Plaintiff and her husband commenced this action against Enterprises, Management and Boulevard (Forest City defendants), alleging that each entity was negligent in the design, construction and maintenance of the parking lot area where plaintiff fell.   Plaintiffs also allege that E & R was negligent in performing snow and ice maintenance of that parking lot area.   The Forest City defendants cross-claimed against E & R for breach of its contractual duty to maintain liability insurance naming them as additional insureds, and Management separately cross-claimed against E & R for contractual indemnification.   E & R cross-claimed against the Forest City defendants for contribution.   The Forest City defendants and E & R moved for summary judgment dismissing the complaint.   Additionally, in their motion the Forest City defendants moved for summary judgment on their cross claims, and E & R in its motion moved for summary judgment dismissing those cross claims.   Supreme Court denied the motions.

 The court erred in denying the motion of E & R for summary judgment dismissing the complaint against it.   The evidence establishes that Management retained control over maintenance of the Mall parking lots and provided daily snow and ice inspection and removal in those lots.   The snow removal contract required E & R to remove snow at the Mall parking areas only when requested by Management, and Management supervised, inspected and approved E & R's work.   Because E & R did not have the exclusive responsibility for snow and ice removal, its assumption of the limited contractual duty to remove snow did not relieve the landowner of its duty to maintain the property in a reasonably safe condition (see, Phillips v. Young Men's Christian Assn., 215 A.D.2d 825, 826, 625 N.Y.S.2d 752;  cf., Palka v. Servicemaster Mgt. Servs. Corp., 83 N.Y.2d 579, 611 N.Y.S.2d 817, 634 N.E.2d 189).   Plaintiffs submitted no evidence that E & R assumed a duty to plaintiff or that she detrimentally relied on E & R's continued performance of snow removal operations (see, Phillips v. Young Men's Christian Assn., supra, at 826, 625 N.Y.S.2d 752;  Downes v. Equitable Life Assur. Socy. of U.S., 209 A.D.2d 769, 617 N.Y.S.2d 986;  Bourk v. National Cleaning, 174 A.D.2d 827, 828, 570 N.Y.S.2d 755, lv. denied 78 N.Y.2d 858, 575 N.Y.S.2d 455, 580 N.E.2d 1058).

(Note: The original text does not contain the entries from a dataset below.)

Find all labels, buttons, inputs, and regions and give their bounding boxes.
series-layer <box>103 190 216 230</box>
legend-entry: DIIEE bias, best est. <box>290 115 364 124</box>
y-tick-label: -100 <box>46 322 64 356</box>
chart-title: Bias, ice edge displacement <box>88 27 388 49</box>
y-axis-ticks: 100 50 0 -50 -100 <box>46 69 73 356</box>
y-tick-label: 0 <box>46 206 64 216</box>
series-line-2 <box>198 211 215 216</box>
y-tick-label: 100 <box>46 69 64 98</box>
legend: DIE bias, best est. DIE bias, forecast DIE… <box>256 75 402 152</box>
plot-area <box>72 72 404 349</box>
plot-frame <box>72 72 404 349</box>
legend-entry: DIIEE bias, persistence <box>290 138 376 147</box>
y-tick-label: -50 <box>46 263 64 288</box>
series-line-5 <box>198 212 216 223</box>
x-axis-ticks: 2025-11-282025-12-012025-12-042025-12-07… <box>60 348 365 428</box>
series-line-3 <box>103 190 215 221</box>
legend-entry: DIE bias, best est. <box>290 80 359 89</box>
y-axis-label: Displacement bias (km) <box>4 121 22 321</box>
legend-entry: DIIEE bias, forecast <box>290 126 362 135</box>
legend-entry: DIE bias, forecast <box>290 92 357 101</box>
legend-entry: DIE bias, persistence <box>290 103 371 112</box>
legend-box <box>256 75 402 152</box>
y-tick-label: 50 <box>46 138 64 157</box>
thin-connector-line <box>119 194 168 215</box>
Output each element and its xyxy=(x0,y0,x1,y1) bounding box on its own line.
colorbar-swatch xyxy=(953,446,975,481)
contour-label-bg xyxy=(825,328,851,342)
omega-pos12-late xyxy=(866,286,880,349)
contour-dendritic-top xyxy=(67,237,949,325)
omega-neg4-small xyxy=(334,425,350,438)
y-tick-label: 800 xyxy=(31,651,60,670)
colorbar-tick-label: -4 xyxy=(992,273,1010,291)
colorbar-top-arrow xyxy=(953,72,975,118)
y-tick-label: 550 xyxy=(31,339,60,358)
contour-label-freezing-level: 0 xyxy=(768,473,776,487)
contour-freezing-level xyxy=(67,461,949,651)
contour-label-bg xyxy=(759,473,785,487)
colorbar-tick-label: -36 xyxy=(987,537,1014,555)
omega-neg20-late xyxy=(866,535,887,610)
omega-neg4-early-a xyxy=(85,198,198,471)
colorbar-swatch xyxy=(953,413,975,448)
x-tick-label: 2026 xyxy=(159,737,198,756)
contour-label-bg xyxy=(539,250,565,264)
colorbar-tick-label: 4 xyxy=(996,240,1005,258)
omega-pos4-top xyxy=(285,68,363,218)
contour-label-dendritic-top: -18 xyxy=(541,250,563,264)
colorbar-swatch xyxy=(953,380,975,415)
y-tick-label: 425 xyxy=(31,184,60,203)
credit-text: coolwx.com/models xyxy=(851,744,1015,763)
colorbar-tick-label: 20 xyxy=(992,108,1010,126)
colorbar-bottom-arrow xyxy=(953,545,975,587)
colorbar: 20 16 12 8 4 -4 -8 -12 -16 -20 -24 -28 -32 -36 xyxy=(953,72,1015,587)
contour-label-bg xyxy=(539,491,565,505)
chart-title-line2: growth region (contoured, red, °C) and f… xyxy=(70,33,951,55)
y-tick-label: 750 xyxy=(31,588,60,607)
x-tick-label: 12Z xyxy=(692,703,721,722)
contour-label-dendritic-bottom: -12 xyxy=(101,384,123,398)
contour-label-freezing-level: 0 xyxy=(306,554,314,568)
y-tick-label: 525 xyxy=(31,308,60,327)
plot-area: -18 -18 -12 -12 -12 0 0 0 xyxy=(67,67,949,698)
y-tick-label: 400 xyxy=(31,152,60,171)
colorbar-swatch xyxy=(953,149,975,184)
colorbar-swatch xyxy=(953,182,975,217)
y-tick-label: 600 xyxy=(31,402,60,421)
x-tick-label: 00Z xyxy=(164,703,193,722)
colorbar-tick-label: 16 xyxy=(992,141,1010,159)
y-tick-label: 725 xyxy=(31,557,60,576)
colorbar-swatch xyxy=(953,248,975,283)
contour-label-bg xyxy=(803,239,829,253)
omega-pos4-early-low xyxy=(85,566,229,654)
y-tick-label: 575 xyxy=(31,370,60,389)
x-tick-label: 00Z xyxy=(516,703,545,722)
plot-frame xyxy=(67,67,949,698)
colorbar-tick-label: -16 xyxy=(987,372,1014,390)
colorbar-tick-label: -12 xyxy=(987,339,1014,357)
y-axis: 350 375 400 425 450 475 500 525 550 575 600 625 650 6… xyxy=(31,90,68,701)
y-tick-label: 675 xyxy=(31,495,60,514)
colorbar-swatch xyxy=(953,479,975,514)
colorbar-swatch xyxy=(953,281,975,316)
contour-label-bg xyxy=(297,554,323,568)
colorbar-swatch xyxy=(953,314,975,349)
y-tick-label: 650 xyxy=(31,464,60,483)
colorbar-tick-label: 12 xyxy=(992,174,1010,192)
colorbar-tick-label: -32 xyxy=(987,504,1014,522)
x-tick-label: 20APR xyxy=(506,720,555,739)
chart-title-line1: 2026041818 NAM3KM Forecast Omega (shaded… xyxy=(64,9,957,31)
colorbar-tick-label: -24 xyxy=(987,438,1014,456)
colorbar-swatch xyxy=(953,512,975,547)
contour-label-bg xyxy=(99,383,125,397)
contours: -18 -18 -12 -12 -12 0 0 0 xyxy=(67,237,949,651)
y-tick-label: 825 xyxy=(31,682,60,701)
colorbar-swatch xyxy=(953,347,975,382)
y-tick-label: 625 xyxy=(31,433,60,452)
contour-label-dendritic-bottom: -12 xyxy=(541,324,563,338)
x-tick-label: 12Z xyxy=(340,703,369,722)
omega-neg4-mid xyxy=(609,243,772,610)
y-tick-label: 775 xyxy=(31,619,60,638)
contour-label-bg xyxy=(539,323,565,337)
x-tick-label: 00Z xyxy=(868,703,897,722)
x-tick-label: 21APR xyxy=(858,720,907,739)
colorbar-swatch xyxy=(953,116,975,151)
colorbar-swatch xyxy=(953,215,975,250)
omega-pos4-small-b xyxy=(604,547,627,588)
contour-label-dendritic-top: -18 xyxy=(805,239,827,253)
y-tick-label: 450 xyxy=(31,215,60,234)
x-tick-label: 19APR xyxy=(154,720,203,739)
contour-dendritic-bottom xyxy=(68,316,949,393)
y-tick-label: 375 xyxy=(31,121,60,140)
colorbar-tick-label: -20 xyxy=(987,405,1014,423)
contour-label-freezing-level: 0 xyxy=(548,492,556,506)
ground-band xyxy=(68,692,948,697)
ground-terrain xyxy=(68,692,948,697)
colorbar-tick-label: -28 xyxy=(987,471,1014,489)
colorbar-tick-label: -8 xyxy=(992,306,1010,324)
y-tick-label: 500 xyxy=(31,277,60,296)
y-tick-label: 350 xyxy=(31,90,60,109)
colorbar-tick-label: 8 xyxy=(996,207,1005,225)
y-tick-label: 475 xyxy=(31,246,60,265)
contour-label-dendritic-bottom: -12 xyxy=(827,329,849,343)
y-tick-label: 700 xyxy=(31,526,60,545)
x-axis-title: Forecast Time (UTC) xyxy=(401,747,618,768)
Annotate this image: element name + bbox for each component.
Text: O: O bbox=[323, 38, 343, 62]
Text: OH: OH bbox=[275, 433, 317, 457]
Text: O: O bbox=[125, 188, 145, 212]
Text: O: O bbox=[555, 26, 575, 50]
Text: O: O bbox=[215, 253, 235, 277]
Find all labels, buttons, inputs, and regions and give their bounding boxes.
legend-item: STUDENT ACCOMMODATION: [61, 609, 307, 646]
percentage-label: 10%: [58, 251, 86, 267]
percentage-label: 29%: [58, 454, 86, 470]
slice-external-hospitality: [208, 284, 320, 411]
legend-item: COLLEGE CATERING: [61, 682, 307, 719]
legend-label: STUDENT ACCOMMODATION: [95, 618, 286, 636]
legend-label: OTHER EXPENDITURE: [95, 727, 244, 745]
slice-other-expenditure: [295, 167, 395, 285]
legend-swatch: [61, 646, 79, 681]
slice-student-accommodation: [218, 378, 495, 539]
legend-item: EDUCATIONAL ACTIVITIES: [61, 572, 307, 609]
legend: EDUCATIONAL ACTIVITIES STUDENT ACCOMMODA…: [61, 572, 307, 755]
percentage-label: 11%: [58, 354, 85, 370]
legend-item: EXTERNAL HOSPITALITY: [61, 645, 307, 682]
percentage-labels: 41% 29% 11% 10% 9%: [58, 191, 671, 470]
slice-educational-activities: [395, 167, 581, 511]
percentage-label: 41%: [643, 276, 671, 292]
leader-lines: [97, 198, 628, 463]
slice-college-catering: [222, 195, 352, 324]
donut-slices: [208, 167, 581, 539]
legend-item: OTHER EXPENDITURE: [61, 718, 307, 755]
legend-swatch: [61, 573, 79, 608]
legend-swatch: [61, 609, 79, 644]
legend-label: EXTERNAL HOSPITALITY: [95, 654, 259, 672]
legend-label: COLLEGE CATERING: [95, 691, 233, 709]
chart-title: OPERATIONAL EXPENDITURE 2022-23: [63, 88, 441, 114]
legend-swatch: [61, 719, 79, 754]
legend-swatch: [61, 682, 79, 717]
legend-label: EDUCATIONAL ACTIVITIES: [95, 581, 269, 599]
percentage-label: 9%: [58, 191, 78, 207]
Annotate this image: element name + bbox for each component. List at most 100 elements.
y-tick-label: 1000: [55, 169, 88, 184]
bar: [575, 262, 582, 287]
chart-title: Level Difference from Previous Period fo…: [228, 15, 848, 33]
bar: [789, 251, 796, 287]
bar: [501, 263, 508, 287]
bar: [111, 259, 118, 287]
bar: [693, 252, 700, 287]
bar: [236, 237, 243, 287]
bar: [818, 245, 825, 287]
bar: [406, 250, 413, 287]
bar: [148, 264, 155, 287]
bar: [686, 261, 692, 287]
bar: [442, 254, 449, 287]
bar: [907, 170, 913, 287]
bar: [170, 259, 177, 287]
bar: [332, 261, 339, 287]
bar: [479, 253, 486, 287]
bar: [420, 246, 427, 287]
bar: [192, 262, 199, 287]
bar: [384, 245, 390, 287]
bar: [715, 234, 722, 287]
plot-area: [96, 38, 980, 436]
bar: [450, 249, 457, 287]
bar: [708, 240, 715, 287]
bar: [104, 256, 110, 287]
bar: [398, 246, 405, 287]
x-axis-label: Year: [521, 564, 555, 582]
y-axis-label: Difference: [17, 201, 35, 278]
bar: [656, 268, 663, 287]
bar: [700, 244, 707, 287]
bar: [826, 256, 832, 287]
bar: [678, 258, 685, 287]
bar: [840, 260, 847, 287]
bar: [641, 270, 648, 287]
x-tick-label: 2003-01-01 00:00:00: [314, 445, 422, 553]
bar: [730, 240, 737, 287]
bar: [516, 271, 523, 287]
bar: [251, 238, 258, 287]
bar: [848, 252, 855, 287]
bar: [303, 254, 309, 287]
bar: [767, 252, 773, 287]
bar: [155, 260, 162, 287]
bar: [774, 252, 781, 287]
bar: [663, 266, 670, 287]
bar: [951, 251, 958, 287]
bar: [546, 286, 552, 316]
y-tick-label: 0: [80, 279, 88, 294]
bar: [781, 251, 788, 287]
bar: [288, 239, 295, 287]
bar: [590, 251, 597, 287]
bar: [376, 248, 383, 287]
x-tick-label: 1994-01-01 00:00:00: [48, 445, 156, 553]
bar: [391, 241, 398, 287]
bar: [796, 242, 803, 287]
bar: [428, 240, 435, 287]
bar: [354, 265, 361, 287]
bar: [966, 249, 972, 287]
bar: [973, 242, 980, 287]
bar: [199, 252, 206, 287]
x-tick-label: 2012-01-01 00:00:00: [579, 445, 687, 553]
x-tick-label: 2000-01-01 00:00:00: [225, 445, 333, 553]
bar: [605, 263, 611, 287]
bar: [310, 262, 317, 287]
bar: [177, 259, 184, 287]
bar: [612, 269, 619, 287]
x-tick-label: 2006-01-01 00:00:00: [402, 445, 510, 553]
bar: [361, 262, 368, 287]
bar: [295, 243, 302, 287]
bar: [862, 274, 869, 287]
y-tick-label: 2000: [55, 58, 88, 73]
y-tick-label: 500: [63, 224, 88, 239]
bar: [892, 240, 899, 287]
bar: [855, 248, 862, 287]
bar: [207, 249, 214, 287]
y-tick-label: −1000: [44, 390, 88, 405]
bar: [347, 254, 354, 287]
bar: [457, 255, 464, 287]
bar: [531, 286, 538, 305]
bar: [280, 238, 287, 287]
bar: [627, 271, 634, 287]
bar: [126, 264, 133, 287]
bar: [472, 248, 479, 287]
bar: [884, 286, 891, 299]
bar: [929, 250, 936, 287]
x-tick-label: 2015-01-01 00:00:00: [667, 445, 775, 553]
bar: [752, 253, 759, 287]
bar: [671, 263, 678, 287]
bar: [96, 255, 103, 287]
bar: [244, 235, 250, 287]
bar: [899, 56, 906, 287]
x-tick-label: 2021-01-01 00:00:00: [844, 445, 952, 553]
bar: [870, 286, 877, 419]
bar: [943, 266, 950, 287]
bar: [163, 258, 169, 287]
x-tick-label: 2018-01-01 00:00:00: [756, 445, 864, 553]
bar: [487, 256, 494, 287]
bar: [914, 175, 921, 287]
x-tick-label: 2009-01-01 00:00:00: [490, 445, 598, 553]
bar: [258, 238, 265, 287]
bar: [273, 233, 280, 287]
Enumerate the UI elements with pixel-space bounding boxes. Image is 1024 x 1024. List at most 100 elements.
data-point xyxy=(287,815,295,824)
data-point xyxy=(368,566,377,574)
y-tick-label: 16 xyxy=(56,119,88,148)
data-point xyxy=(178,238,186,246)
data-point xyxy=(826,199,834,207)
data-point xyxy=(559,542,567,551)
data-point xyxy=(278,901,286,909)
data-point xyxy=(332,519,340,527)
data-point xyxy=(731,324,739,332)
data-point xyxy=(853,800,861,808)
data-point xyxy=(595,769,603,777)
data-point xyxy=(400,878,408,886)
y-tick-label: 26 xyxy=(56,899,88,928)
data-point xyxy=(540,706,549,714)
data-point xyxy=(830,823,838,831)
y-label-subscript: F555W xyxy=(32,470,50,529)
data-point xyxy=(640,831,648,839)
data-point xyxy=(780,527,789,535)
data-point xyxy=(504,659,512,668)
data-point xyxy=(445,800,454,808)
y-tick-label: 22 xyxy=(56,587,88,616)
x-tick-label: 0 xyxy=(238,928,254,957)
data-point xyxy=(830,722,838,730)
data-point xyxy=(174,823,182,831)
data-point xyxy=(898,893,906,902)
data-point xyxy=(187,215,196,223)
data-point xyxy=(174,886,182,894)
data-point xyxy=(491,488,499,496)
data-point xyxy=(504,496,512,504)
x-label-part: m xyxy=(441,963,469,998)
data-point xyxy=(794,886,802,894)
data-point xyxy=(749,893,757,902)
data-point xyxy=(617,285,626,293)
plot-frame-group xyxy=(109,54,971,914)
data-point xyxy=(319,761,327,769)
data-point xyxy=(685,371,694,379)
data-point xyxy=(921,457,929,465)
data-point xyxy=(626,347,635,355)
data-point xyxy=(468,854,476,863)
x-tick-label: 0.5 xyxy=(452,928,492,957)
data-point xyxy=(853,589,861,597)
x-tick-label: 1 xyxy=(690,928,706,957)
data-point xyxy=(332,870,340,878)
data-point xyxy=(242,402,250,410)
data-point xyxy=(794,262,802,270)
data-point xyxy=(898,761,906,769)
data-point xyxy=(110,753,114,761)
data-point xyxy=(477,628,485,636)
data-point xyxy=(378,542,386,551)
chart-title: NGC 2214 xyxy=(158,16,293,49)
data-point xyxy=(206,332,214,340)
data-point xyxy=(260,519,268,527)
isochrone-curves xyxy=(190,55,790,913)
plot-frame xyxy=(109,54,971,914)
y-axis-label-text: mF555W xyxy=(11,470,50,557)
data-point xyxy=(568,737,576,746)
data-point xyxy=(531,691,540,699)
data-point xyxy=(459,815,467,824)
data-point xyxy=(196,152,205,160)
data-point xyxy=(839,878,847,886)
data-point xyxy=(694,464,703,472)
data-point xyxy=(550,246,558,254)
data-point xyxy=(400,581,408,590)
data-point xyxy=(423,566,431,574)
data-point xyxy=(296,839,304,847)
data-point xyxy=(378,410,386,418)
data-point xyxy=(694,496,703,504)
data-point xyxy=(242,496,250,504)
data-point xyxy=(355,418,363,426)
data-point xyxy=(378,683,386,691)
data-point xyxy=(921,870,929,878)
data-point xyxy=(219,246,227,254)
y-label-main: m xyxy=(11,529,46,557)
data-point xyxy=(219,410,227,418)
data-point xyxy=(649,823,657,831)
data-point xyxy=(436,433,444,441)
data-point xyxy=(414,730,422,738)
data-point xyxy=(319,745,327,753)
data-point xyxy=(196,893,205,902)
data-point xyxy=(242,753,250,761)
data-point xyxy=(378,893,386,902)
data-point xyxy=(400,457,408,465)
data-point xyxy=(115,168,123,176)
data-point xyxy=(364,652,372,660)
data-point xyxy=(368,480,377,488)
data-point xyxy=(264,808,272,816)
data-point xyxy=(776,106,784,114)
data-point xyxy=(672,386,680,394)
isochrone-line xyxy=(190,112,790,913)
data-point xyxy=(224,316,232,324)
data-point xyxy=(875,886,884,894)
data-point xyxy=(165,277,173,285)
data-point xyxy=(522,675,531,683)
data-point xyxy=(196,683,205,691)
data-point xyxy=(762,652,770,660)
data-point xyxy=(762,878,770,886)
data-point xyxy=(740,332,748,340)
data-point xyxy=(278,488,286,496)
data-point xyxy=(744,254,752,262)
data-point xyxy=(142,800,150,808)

Because the Forest City defendants failed to sustain their initial burden of negating the existence of triable issues of fact (see generally, Zuckerman v. City of New York, 49 N.Y.2d 557, 562, 427 N.Y.S.2d 595, 404 N.E.2d 718), the court properly denied their motion for summary judgment dismissing the complaint irrespective of the sufficiency of plaintiffs' opposing papers (see, Alvarez v. Prospect Hosp., 68 N.Y.2d 320, 324, 508 N.Y.S.2d 923, 501 N.E.2d 572;  Winegrad v. New York Univ. Med. Ctr., 64 N.Y.2d 851, 853, 487 N.Y.S.2d 316, 476 N.E.2d 642).

 The court also properly denied the motions with respect to the cross claims of the Forest City defendants.   Although E & R failed to name the Forest City defendants as additional insureds on its liability policy, factual issues exist whether the Forest City defendants waived that contractual requirement (see, Hayes v. Crane Hogan Structural Sys., 191 A.D.2d 978, 979, 594 N.Y.S.2d 923).   With respect to the cross claim for contractual indemnification, we agree with the Forest City defendants that the snow removal contract is not a contract for the maintenance of a “building, structure, appurtenances and appliances” and, thus, that General Obligations Law § 5-322.1 does not apply.   Nevertheless, because factual issues exist whether the liability, if any, of Management to plaintiffs “resulted directly or indirectly from * * * performance of this Contract”, Management is not entitled to summary judgment on its cross claim.

Thus, we modify the order by granting the motion of E & R for summary judgment dismissing the complaint against it.

Order unanimously modified on the law and as modified affirmed without costs.